I am doing a process using csv files like this

df = spark.read.csv(path = '/mycsv.csv', header = True)

then saving to db

%sql
CREATE DATABASE IF NOT EXISTS MY_DB

and

df.write.saveAsTable("MY_DB.mycsv")

it's working fine

now In case of parquet I am doing somehow same

df = spark.read.format("parquet").load(path = '/sample.parquet', header = True)

then

df.write.saveAsTable("MY_DB.sample")

and it's giving me error

AnalysisException

AnalysisException: 
Found invalid character(s) among " ,;{}()\n\t=" in the column names of your
schema. 
Please enable column mapping by setting table property 'delta.columnMapping.mode' to 'name'.

For more details, refer to https://learn.microsoft.com/azure/databricks/delta/delta-column-mapping
Or you can use alias to rename it.

what it means ?

UPDATE

on print schema on parquet file it is showing

root
 |-- Region: string (nullable = true)
 |-- Country: string (nullable = true)
 |-- Item Type: string (nullable = true)
 |-- Sales Channel/test: string (nullable = true)
 |-- Order Priority: string (nullable = true)
 |-- Order Date: date (nullable = true)
 |-- Order ID: integer (nullable = true)
 |-- Ship Date: date (nullable = true)
 |-- Units Sold: integer (nullable = true)
 |-- Unit Price: double (nullable = true)
 |-- Unit Cost: double (nullable = true)
 |-- Total Revenue: double (nullable = true)
 |-- Total Cost: double (nullable = true)
 |-- Total Profit: double (nullable = true)

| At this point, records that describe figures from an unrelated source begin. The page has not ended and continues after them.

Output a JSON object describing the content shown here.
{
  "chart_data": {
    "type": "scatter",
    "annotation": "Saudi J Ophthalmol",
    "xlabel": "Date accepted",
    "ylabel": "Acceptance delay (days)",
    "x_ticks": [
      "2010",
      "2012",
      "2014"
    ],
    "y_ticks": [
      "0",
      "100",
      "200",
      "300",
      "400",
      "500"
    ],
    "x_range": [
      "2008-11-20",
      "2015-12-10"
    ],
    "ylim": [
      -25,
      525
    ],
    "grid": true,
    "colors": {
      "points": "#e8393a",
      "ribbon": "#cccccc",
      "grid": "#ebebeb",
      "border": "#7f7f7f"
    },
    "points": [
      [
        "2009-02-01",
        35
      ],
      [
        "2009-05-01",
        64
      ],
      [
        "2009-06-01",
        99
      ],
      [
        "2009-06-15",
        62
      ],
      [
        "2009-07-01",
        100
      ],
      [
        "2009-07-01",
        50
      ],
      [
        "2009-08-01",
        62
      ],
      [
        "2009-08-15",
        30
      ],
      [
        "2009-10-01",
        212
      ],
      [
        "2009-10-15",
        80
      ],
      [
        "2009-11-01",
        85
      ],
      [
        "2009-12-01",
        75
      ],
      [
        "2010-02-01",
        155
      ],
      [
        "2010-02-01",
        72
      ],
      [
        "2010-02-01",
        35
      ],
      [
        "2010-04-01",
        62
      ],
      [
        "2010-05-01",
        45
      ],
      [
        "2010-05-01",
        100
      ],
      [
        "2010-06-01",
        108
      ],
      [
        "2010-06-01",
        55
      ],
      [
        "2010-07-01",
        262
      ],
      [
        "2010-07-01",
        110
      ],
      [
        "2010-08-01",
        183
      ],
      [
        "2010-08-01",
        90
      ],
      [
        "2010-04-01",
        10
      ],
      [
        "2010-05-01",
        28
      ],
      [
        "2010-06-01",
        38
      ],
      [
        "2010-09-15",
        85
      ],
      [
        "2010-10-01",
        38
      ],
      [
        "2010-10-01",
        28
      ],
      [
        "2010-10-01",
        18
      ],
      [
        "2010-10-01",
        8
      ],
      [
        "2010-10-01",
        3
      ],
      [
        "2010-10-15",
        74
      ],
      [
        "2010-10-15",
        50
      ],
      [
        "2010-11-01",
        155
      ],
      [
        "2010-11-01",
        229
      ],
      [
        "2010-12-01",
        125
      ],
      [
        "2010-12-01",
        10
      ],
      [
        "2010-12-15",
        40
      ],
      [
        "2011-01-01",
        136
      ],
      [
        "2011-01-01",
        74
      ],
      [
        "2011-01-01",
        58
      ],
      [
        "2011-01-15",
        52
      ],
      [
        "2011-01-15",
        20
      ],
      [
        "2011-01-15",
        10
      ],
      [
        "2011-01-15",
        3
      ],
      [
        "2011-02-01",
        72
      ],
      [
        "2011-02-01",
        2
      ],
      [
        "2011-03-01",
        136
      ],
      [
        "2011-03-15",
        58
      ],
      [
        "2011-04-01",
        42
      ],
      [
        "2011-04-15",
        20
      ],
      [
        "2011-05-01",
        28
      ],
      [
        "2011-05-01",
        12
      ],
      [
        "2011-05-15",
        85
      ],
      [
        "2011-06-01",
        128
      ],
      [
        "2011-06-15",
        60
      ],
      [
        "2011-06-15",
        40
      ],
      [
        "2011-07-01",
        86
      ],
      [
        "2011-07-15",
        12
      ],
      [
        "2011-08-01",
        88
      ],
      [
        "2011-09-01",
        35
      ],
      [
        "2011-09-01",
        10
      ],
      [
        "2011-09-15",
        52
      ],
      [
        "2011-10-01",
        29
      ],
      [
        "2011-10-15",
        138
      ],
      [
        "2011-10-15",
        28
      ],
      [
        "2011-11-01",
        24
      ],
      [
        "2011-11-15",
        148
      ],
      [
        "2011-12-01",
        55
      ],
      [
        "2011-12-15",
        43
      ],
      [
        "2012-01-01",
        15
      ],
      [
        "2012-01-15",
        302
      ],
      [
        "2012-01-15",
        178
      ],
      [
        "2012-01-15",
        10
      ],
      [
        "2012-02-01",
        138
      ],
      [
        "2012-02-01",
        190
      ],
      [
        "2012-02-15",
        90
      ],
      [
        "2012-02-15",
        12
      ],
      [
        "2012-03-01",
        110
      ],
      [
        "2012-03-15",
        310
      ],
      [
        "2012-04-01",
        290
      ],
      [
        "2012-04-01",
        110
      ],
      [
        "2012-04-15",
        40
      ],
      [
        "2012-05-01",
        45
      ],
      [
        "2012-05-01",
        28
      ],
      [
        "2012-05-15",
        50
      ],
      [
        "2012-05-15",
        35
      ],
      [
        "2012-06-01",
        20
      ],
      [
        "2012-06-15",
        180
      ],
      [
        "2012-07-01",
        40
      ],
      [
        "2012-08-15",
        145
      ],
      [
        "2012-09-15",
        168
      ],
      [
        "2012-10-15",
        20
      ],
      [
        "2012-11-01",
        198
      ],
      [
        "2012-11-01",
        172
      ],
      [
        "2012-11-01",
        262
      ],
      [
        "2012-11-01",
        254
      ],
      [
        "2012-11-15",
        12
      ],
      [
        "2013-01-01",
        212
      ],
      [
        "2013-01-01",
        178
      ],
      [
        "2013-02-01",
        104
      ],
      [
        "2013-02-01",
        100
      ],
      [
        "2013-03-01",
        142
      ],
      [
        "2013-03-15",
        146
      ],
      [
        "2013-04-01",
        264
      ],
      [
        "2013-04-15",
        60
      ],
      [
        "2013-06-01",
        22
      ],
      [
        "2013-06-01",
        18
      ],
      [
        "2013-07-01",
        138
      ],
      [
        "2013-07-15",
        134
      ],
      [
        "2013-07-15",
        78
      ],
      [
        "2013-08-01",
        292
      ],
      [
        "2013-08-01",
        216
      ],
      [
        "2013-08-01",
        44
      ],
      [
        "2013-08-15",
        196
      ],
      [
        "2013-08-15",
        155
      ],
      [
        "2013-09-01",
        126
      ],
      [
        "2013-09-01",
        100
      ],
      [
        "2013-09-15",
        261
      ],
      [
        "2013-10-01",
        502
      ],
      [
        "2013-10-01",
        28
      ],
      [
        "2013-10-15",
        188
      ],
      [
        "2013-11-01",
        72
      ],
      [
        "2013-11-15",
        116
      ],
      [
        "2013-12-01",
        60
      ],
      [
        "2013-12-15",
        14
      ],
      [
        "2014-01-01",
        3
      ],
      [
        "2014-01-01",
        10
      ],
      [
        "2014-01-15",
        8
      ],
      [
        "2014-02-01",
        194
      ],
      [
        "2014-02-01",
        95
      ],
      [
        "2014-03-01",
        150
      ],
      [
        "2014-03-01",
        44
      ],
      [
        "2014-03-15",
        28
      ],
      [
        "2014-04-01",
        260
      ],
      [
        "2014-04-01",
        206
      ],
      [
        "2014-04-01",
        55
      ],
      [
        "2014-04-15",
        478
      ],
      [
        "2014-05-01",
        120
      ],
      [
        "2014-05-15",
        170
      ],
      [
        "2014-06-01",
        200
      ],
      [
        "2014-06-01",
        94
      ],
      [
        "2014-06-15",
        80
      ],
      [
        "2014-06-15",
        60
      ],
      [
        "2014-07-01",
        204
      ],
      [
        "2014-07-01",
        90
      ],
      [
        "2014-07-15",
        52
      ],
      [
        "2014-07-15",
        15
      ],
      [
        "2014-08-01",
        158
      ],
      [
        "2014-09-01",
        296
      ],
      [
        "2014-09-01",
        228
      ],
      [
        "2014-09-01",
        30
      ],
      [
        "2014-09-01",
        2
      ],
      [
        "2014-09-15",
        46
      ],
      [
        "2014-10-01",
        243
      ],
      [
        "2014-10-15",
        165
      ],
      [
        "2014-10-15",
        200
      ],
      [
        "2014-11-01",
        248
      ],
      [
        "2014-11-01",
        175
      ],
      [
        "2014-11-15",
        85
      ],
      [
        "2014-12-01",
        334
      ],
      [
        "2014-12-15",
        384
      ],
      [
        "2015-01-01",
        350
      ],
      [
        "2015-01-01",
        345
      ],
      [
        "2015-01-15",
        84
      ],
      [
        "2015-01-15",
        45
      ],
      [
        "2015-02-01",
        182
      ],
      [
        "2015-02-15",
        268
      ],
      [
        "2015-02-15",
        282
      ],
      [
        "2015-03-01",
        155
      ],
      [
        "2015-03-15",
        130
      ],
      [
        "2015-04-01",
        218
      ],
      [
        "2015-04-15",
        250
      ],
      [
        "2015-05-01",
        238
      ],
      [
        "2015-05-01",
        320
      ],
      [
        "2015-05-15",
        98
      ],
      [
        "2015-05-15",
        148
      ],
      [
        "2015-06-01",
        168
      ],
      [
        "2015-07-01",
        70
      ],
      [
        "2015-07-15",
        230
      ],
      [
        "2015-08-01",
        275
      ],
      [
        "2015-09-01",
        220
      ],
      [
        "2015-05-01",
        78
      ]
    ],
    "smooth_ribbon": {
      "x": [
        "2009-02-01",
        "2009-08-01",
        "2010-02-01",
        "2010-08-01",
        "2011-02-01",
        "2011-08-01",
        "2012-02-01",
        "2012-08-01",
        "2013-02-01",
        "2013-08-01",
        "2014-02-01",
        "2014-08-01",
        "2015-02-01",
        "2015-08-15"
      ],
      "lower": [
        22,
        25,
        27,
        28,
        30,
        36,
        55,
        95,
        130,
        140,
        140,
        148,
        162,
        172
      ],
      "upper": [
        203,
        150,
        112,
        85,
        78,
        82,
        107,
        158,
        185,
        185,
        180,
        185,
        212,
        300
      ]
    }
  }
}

and for csv file it is showing (it is diff file and parquet is diff file)

root
 |-- HashKey: string (nullable = true)
 |-- GLKey: string (nullable = true)
 |-- AccountingDateKey: string (nullable = true)
 |-- MainAccountKey: string (nullable = true)
 |-- LocationKey: string (nullable = true)
 |-- BusinessUnitKey: string (nullable = true)
 |-- DepartmentKey: string (nullable = true)
 |-- CompanyKey: string (nullable = true)
 |-- FinancialHierarchyKey: string (nullable = true)
 |-- FinancialSLIDKey: string (nullable = true)
 |-- FinancialTaxKey: string (nullable = true)
 |-- FinancialPayrollKey: string (nullable = true)
 |-- FinancialCustomerKey: string (nullable = true)
 |-- FinancialVendorKey: string (nullable = true)
 |-- FinancialBankKey: string (nullable = true)
 |-- FinancialInventoryKey: string (nullable = true)
 |-- FinancialIntangiblesKey: string (nullable = true)
 |-- FinancialBankSubKey: string (nullable = true)
 |-- DimGLKey: string (nullable = true)
 |-- DWCreatedDateTime: string (nullable = true)

Solution

  • there is a issue in columns name which were creating issue . after using select in conjunction with a list comprehension it should now returning name of columns as Item_Type

    from pyspark.sql import functions as F
    
    renamed_df = df.select([F.col(col).alias(col.replace(' ', '_')) for col in df.columns])